Mets looking at former Yankee MVP as they search for an Alonso replacement

Kristie Ackert

Mets looking at former Yankee MVP as they search for an Alonso replacement image

New York evaluates veteran help as their in-house options fall short.

 

Pete Alonso, heading to Baltimore on a five-year, $155 million deal, didn’t just leave the Mets short a franchise bat. His loss created a first-base hole they can’t ignore and pushed them into a market that suddenly has more demand than supply. After checking in on Cody Bellinger, according to Boston Globe Tim Healey, the Mets are now weighing another option: former MVP Paul Goldschmidt.

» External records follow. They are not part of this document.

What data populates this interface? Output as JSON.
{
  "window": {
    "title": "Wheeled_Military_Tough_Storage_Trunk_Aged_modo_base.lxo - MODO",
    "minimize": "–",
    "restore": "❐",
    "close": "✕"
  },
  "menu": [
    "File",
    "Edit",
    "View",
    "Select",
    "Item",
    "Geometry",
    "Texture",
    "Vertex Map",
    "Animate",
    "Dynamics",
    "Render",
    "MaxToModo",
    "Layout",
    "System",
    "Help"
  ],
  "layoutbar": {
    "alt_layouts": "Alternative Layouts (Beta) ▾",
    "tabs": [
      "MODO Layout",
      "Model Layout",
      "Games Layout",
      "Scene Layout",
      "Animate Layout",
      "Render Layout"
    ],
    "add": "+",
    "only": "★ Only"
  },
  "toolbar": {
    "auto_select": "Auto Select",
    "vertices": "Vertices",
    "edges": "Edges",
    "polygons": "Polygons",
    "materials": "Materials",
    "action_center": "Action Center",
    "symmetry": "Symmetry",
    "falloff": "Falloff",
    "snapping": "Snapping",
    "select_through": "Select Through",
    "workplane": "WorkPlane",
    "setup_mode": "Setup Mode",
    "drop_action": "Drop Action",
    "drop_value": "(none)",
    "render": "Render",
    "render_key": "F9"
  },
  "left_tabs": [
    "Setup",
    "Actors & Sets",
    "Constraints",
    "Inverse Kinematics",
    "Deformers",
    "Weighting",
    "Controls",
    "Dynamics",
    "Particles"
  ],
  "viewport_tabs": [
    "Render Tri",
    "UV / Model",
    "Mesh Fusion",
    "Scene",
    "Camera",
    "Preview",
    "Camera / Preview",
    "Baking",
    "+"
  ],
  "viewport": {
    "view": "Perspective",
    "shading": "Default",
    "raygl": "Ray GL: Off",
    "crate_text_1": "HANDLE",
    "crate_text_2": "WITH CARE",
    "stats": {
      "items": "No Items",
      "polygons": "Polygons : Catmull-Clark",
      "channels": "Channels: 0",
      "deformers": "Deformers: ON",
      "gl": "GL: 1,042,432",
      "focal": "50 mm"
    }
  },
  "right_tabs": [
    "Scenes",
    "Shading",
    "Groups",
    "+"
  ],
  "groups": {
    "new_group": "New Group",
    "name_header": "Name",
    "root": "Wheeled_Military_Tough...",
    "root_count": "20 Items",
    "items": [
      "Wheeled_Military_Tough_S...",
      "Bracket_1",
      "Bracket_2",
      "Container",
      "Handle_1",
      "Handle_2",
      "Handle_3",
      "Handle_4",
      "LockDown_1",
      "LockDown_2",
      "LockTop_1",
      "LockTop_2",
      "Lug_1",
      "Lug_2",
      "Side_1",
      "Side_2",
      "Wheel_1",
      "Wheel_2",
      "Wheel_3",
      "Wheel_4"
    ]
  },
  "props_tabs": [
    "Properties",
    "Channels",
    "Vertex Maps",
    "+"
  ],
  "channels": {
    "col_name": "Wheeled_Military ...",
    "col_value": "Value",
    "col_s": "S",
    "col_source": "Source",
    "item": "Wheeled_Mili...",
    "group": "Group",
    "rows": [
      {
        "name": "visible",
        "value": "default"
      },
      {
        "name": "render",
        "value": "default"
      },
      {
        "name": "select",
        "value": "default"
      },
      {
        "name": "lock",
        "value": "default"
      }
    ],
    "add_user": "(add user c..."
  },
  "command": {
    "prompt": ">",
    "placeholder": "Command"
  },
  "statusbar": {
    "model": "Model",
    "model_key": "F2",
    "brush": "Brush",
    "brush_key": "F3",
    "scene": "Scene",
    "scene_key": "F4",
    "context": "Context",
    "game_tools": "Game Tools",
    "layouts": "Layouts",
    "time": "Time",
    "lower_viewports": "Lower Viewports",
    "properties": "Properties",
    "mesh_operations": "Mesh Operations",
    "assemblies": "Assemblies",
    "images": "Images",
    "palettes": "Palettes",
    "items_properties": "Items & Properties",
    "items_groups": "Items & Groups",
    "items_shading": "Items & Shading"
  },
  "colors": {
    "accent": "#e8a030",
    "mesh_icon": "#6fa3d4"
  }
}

Goldschmidt isn’t Alonso, but he still brings a level of stability the Mets don’t currently have. 

He hit.274 last season with 10 home runs and 45 RBI. The power numbers dipped, but Statcast still shows quality contact: a 43.7 percent hard-hit rate and a 7.9 percent barrel rate. Those are signs the swing remains intact even if the results slipped.

His splits also matter. Against left-handers, the 38-year-old Goldschmidt produced a.336 average with seven home runs, the kind of consistency that gives a team options rather than forces them into a platoon.

Goldschmidt, who won the MVP with the St. Louis Cardinals in 2022, was solid with the New York Yankees last year, but they aren’t trying to bring him back. He was a stopgap and now Ben Rice will take over. 

 That’s the plan, and they’re sticking with it.

The Mets, meanwhile, don’t have that luxury. They lost Alonso. They don’t have an in-house replacement ready to absorb 35 to 40 home runs and everyday first-base work. As their offseason gets reshuffled again, Goldschmidt fits the profile of a short-term solution who stabilizes the position and buys time.

The first free-agent market for basemen is not robust. Ryan O’Hearn, Nathaniel Lowe, Munetaka Murakami, Kazuma Okamoto and Rhys Hoskins are among those available. 

 The Mets now have to solve theirs publicly, through free agency or trades, with fewer clean answers available.

Goldschmidt may not be a long-term answer, but he’s one of the few dependable options on the board. And after losing Alonso, the Mets’ margin for error just got even smaller.